Come sanatoria per il passato si prevede una tantum pagata dalle banche per liquidare ogni contenzioso pregresso e sbiancare il curriculum degli investitori”.
Intanto è da dicembre che l’accordo è fermo, poichè bocciato dal governo di Mario Monti.
Spetterà  dunque al prossimo governo decidere se rimettere mano all’accordo, che comunque potrebbe non essere pronto prima di mesi o anni.

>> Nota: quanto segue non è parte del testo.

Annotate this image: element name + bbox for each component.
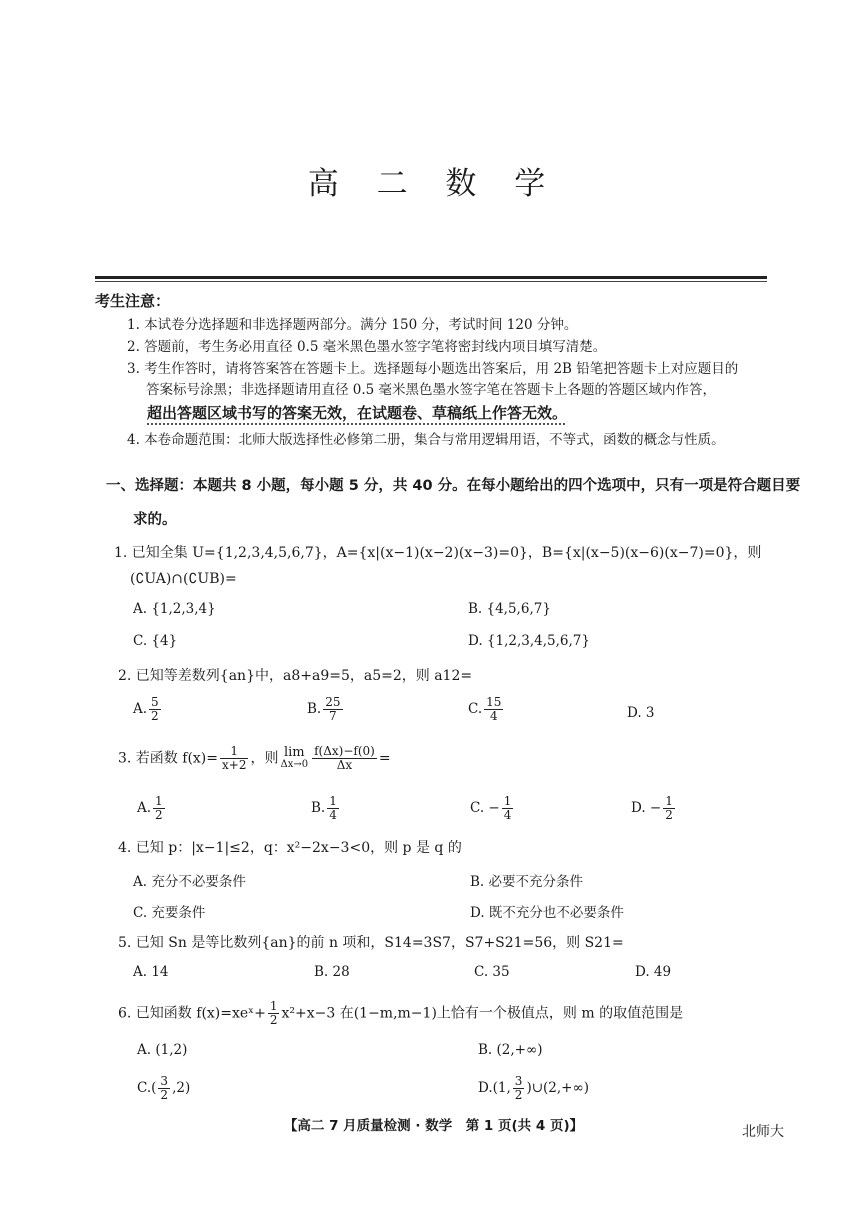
- q2-stem: 2. 已知等差数列{an}中，a8+a9=5，a5=2，则 a12=: [118, 668, 473, 684]
- notice-item-3-cont: 答案标号涂黑；非选择题请用直径 0.5 毫米黑色墨水签字笔在答题卡上各题的答题区域内作答，: [146, 382, 717, 398]
- q1-stem-2: (∁UA)∩(∁UB)=: [130, 571, 237, 587]
- q2-option-b: B. $\frac{25}{7}$: [307, 695, 341, 723]
- notice-emphasis: 超出答题区域书写的答案无效，在试题卷、草稿纸上作答无效。: [147, 404, 568, 422]
- q3-stem: 3. 若函数 f(x)= $\frac{1}{x+2}$ ，则 lim Δx→0 $\frac{f(\Delta x)-f(0)}{\Delta x}$ =: [118, 744, 391, 772]
- q6-option-d: D.(1, $\frac{3}{2}$ )∪(2,+∞): [478, 1074, 589, 1102]
- q5-stem: 5. 已知 Sn 是等比数列{an}的前 n 项和，S14=3S7，S7+S21=56，则 S21=: [118, 935, 624, 951]
- q5-option-c: C. 35: [474, 964, 510, 980]
- notice-item-2: 2. 答题前，考生务必用直径 0.5 毫米黑色墨水签字笔将密封线内项目填写清楚。: [127, 339, 607, 355]
- q1-option-a: A. {1,2,3,4}: [133, 601, 216, 617]
- q5-option-b: B. 28: [314, 964, 350, 980]
- q2-option-c: C. $\frac{15}{4}$: [468, 695, 502, 723]
- page-title: 高 二 数 学: [307, 166, 560, 202]
- q4-option-b: B. 必要不充分条件: [470, 874, 584, 890]
- notice-item-3: 3. 考生作答时，请将答案答在答题卡上。选择题每小题选出答案后，用 2B 铅笔把答题卡上对应题目的: [127, 361, 739, 377]
- q4-option-a: A. 充分不必要条件: [133, 874, 246, 890]
- q2-option-a: A. $\frac{5}{2}$: [133, 695, 159, 723]
- edition-label: 北师大: [742, 1124, 784, 1140]
- q4-stem: 4. 已知 p：|x−1|≤2，q：x²−2x−3<0，则 p 是 q 的: [118, 840, 462, 856]
- page-footer: 【高二 7 月质量检测 · 数学 第 1 页(共 4 页)】: [283, 1118, 584, 1134]
- q3-option-a: A. $\frac{1}{2}$: [137, 794, 163, 822]
- q5-option-d: D. 49: [635, 964, 672, 980]
- q6-option-c: C.( $\frac{3}{2}$ ,2): [137, 1074, 191, 1102]
- q3-option-c: C. − $\frac{1}{4}$: [470, 794, 512, 822]
- header-divider-thick: [95, 276, 767, 279]
- q4-option-c: C. 充要条件: [133, 905, 206, 921]
- q1-option-d: D. {1,2,3,4,5,6,7}: [468, 633, 590, 649]
- notice-heading: 考生注意：: [95, 292, 171, 310]
- notice-item-1: 1. 本试卷分选择题和非选择题两部分。满分 150 分，考试时间 120 分钟。: [127, 317, 578, 333]
- q3-option-b: B. $\frac{1}{4}$: [311, 794, 337, 822]
- q4-option-d: D. 既不充分也不必要条件: [470, 905, 624, 921]
- header-divider-thin: [95, 281, 767, 282]
- section-heading-cont: 求的。: [133, 512, 177, 528]
- q3-option-d: D. − $\frac{1}{2}$: [631, 794, 673, 822]
- q1-option-c: C. {4}: [133, 633, 178, 649]
- q1-stem: 1. 已知全集 U={1,2,3,4,5,6,7}，A={x|(x−1)(x−2)(x−3)=0}，B={x|(x−5)(x−6)(x−7)=0}，则: [114, 545, 762, 561]
- q6-option-a: A. (1,2): [137, 1042, 188, 1058]
- notice-item-4: 4. 本卷命题范围：北师大版选择性必修第二册，集合与常用逻辑用语，不等式，函数的概念与性质。: [127, 432, 725, 448]
- q5-option-a: A. 14: [133, 964, 169, 980]
- q6-option-b: B. (2,+∞): [478, 1042, 543, 1058]
- section-heading: 一、选择题：本题共 8 小题，每小题 5 分，共 40 分。在每小题给出的四个选项中，只有一项是符合题目要: [106, 478, 801, 494]
- q6-stem: 6. 已知函数 f(x)=xeˣ+ $\frac{1}{2}$ x²+x−3 在(1−m,m−1)上恰有一个极值点，则 m 的取值范围是: [118, 999, 684, 1027]
- q2-option-d: D. 3: [627, 705, 655, 721]
- q1-option-b: B. {4,5,6,7}: [468, 601, 551, 617]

Ma il problema principale, sottolinea La Stampa, non riguarda il quando ma il quanto:
“I tedeschi, prima del marcia indietro, avevano spuntato una tantum di 2 miliardi. L’Italia, spiegano, potrebbe ottenere una cifra analoga, certo non i 20 miliardi di Berlusconi. Quanto al reddito annuale, viene in soccorso l’accordo in vigore tra Svizzera e Ue attualmente in vigore. Qui le banche elvetiche tosano del 35% i ricavi in cambio dell’anonimato, oppure consegnano alle capitali chi opta per l’emersione.
Nel caso italiano, la somma percepita dal Fisco nel 2011 è di 65 milioni.
La nuova intesa allargherebbe la base imponibile. In compenso non è detto che si resti al 35% di imposta, Londra è sotto il 30. Anche supponendo un gettito quintuplicato non si passerebbero i 300 milioni. Totale: 2,3 miliardi, se va bene. Altro che 25″.